# sloppy ford..



## CrazyCatfish (Feb 2, 2016)

any one ever camped out there. i was looking for something close to home.. i came across an article recently about the gm mine out there near the campsite that is a pretty net expedition.. wanting to take our little camper over.. we just finished part of the renovation so just wanted the first time to be close by in case anything goes crazy.


----------



## Milkman (Feb 2, 2016)

Never been to Sloppy Floyd so I cant help.

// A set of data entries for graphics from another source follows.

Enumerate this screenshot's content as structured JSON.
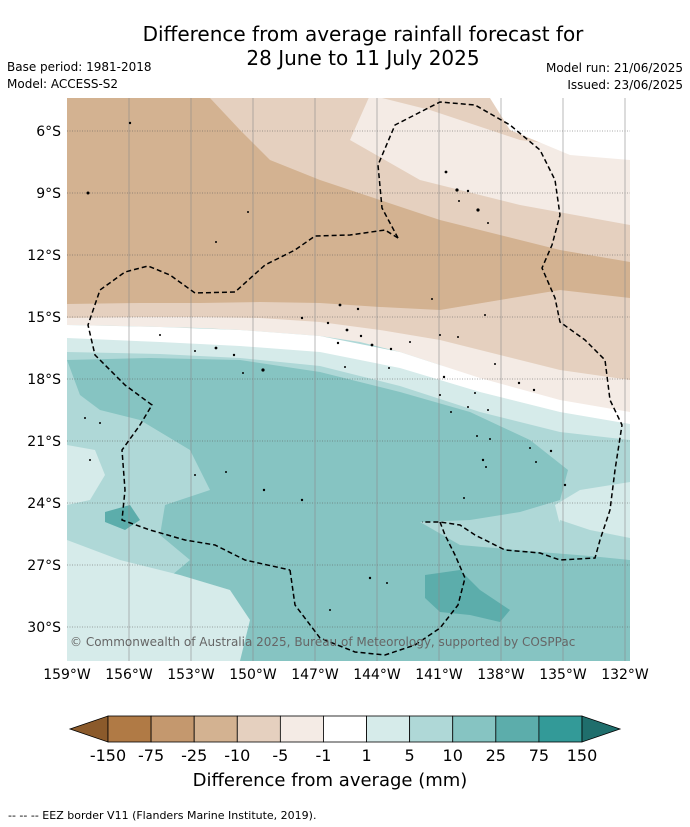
{
  "title": {
    "line1": "Difference from average rainfall forecast for",
    "line2": "28 June to 11 July 2025"
  },
  "meta": {
    "base_period": "Base period: 1981-2018",
    "model": "Model: ACCESS-S2",
    "model_run": "Model run: 21/06/2025",
    "issued": "Issued: 23/06/2025"
  },
  "map": {
    "lat_labels": [
      "6°S",
      "9°S",
      "12°S",
      "15°S",
      "18°S",
      "21°S",
      "24°S",
      "27°S",
      "30°S"
    ],
    "lon_labels": [
      "159°W",
      "156°W",
      "153°W",
      "150°W",
      "147°W",
      "144°W",
      "141°W",
      "138°W",
      "135°W",
      "132°W"
    ],
    "copyright": "© Commonwealth of Australia 2025, Bureau of Meteorology, supported by COSPPac"
  },
  "legend": {
    "tick_labels": [
      "-150",
      "-75",
      "-25",
      "-10",
      "-5",
      "-1",
      "1",
      "5",
      "10",
      "25",
      "75",
      "150"
    ],
    "colors": [
      "#8b5a2b",
      "#b07a45",
      "#c4986e",
      "#d3b291",
      "#e5d0bf",
      "#f4ebe5",
      "#ffffff",
      "#d6ebea",
      "#afd8d7",
      "#86c4c2",
      "#5cadab",
      "#339a98",
      "#1f6e6c"
    ],
    "caption": "Difference from average (mm)"
  },
  "footnote": "--  --  -- EEZ border V11 (Flanders Marine Institute, 2019)."
}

Neat looking little trailer there 

What is the green hose hanging from the right front ?


----------



## CrazyCatfish (Feb 2, 2016)

actually it is  the drain from the sink. that is fixed now. i had to add a hose port to hook to now i can screw in a garden hose and run it to the back or to a bucket. its slow go but getting there.. i got a few more before and after pics.


----------



## CrazyCatfish (Feb 2, 2016)

just a couple more


----------



## poolecw (Feb 2, 2016)

Sloppy Floyd is very nice.  We live the next town over from there and have visited friends and family that have stayed there.


----------



## 3ringer (Feb 3, 2016)

Good job. I like seeing those old campers renovated instead of going to the scrap yard.


----------



## Greene728 (Feb 6, 2016)

Sloppy Floyd is a great park with some very good trails and two beautiful lakes that I'm sure you'd really enjoy! However, not much further north is Cloudland Canyon SP that is exceptional! Not to take anything away from Sloppy Floyd, but in my opinion Cloudland is top three in the State! But dont just show up at either one. Chances are you'll need reservations. Especially at Cloudland.


----------



## riprap (Feb 10, 2016)

We went to sloppy Floyd a couple of years ago. It was the only place we could find with a spot to reserve on a holiday. I think it was July 4th. I would have liked it better if the campsites were closer to the lake. Not much for the kids to do but fish and they were too small to do that at the time.. They had a small playground.


----------



## T-N-T (Feb 10, 2016)

No help on the sloppy ford....

But awesome camper!
Love it when one gets saved.  So cool


----------